In other words, Nvidia is growing faster than AMD despite having a larger revenue base. The company is the largest supplier of AI chips, with a market share of 95%. More importantly, that dominance is likely to continue, as demand for Nvidia’s new generation of Blackwell AI processors is expected to outstrip supply in 2025. This is not surprising as these chips are expected to maintain a technological edge over AMD’s offerings.
Analysts are optimistic about sales of Nvidia’s Blackwell processors, with a report from Morgan Stanley (via Tom’s Hardware) suggesting the company could sell $200 billion worth of these chips next year.
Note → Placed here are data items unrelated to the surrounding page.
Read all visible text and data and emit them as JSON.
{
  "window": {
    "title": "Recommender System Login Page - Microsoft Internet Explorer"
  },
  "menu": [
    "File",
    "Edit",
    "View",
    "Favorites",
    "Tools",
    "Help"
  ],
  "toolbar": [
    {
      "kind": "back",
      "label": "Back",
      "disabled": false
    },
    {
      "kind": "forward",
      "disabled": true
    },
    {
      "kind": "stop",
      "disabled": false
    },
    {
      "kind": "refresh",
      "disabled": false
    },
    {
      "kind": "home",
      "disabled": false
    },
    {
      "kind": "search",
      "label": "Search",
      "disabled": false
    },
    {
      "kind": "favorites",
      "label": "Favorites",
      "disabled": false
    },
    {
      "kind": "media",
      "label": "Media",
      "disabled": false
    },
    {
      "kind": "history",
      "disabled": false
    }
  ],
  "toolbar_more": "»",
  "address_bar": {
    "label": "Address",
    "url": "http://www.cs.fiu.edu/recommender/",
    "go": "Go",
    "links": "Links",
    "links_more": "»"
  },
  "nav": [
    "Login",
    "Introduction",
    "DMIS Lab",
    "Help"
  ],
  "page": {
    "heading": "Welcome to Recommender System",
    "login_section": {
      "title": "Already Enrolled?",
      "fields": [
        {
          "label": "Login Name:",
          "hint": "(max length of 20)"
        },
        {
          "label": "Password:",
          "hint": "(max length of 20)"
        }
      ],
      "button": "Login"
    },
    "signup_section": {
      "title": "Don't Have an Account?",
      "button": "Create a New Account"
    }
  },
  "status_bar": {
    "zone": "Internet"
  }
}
Masu. If this actually happens, Nvidia’s earnings next year could significantly exceed expectations.
According to the chart above, NVIDIA’s revenue is expected to more than double in fiscal 2025 from last year’s $60.9 billion. Analysts expect sales to rise another 43% next year, but strong demand for Blackwell could push it well above that level.
So if NVIDIA shows better-than-expected prospects this quarter thanks to the successful launch of its Blackwell processors, it could set the stage for further gains for this AI stock even after the impressive gains it recorded this year.
Harsh Chauhan has no position in any stocks mentioned. The Motley Fool has positions in and recommends Advanced Micro Devices and Nvidia. The Motley Fool has a disclosure policy.